Die neuen sind halt 1:1 Umsetzungen der Zeichentrickfilme, teils Szene für Szene kopiert mit der gleichen Musik, etc. die sind schon sehr gut gemacht, haben aber ja auch ein jeweils erstklassiges Drehbuch als Vorlage. Sie wirken dadurch nur einfach uninspiriert.


----------



## LOX-TT (23. November 2018)

Spiritogre schrieb:


> Den von 1994 oder von 2016?
> Die neuen sind halt 1:1 Umsetzungen der Zeichentrickfilme, teils Szene für Szene kopiert mit der gleichen Musik, etc. die sind schon sehr gut gemacht, haben aber ja auch ein jeweils erstklassiges Drehbuch als Vorlage. Sie wirken dadurch nur einfach uninspiriert.



den von 2016


----------



## Wut-Gamer (23. November 2018)

Von wegen Realverfilmung. Die Tiere sind doch offensichtlich nicht echt.


----------



## sauerlandboy79 (23. November 2018)

Ich kann mich überhaupt nicht dazu aufraffen mir die Disney-eigenen Neuverfilmungen anzusehen. Dazu schätze ich die Originale zu sehr.

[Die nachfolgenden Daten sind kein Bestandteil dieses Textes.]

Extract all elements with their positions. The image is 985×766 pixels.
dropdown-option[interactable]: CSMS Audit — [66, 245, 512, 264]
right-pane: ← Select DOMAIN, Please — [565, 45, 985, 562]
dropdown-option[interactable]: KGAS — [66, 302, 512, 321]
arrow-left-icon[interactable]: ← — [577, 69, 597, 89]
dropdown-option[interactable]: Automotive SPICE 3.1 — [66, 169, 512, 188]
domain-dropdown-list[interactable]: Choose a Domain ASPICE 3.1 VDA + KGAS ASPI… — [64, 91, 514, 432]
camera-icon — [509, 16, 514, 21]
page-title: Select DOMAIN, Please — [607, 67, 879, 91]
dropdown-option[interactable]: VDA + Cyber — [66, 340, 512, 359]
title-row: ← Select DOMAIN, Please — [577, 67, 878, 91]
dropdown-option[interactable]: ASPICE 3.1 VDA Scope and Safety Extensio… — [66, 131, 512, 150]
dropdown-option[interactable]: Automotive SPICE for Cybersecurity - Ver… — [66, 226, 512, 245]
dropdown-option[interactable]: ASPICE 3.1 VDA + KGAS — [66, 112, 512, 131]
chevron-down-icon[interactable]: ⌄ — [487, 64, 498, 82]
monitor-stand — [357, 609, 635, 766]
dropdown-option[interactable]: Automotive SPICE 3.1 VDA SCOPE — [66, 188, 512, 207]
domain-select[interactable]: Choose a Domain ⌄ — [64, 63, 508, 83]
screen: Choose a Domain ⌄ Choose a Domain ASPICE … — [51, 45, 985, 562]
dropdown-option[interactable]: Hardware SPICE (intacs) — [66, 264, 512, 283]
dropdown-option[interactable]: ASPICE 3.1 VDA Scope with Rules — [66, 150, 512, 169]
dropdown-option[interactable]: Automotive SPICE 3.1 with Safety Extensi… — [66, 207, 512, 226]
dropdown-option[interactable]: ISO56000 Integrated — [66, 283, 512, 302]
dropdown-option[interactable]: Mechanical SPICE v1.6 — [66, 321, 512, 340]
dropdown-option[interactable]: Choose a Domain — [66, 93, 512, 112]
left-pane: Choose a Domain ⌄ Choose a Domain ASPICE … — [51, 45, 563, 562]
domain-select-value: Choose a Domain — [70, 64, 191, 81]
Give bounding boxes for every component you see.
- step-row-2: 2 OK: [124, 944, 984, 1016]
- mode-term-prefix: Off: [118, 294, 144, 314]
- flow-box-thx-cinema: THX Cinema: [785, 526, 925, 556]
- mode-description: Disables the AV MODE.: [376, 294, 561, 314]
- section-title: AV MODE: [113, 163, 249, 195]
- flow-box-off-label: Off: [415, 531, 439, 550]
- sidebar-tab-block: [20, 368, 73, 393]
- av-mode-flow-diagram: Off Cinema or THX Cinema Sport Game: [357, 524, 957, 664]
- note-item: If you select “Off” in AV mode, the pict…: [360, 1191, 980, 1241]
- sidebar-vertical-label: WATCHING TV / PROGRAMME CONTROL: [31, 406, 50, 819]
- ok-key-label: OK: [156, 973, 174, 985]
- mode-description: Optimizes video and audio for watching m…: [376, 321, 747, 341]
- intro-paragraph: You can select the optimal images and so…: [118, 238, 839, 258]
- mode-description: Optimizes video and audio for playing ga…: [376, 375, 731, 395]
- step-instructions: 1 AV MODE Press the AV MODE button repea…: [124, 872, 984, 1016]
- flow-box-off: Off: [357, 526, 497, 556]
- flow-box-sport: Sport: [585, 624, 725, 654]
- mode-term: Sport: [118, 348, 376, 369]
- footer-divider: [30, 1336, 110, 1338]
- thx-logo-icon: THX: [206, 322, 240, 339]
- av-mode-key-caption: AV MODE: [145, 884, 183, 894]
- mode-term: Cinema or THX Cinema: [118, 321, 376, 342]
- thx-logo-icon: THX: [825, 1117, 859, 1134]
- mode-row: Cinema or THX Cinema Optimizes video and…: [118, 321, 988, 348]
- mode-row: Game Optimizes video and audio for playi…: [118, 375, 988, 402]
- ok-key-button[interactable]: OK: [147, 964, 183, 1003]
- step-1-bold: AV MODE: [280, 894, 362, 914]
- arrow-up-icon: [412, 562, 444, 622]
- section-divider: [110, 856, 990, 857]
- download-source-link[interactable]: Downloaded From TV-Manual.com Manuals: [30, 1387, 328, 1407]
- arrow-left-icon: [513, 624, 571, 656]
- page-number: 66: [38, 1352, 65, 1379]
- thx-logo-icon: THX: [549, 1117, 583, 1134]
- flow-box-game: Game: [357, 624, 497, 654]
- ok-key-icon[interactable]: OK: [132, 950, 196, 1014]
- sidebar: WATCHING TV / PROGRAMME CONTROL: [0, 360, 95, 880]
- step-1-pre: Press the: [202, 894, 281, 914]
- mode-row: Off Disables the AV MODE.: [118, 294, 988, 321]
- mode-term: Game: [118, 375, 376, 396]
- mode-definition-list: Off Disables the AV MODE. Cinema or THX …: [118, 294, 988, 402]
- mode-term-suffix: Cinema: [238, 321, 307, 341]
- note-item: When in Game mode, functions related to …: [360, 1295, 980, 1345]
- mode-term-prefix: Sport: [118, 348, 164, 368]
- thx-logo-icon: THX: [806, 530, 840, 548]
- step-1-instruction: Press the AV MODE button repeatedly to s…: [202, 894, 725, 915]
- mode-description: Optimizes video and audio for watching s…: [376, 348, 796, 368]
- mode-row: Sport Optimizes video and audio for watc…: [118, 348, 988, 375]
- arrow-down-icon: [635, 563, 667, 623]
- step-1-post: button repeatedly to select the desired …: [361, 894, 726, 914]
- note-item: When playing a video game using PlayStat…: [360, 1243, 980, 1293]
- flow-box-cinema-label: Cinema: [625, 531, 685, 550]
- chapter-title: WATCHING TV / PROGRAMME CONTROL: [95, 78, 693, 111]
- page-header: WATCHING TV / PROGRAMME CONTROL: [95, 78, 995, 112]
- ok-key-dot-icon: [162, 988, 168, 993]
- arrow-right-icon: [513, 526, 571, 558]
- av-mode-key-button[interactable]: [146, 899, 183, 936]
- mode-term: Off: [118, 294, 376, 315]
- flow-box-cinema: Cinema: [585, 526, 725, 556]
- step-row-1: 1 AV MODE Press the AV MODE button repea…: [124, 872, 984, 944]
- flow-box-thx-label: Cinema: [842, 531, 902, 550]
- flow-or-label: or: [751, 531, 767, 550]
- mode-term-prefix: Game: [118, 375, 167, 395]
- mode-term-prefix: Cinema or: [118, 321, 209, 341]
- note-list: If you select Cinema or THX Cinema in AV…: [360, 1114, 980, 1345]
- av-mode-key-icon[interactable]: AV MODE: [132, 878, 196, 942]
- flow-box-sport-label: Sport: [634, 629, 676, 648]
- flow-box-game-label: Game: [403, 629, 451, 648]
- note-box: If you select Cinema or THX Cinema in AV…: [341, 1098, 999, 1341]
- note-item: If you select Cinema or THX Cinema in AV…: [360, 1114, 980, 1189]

Gesendet von meinem 6070K mit Tapatalk


----------



## Gemar (23. November 2018)

Na, das ist aber doch ein Animationsfilm, CGI wo man nur hinschaut.


----------



## Fireball8 (23. November 2018)

Gott, ihr zählt auch jede Erbse einzeln oder? 


Fand das Jungle Book schon sehr gelungen und Lion King, was soll ich sagen, ich glaube das ist der meist geschaute Film meinerseits, hat meine Kindheit geprägt  Wenn ich beim Trailer schon Pipi in den Augen habe, wie soll das denn dann im Kino bei der einen Szene werden...


----------



## LostViking (23. November 2018)

Fireball8 schrieb:


> Wenn ich beim Trailer schon Pipi in den Augen habe, wie soll das denn dann im Kino bei der einen Szene werden...



Lang lebe der König!


----------



## Celerex (24. November 2018)

Jungle Book fand ich seinerzeit sehr gut gemacht und hat mir gut gefallen. Der Trailer hier spricht mich auch an. Bin auf den fertigen Film äußerst gespannt.


----------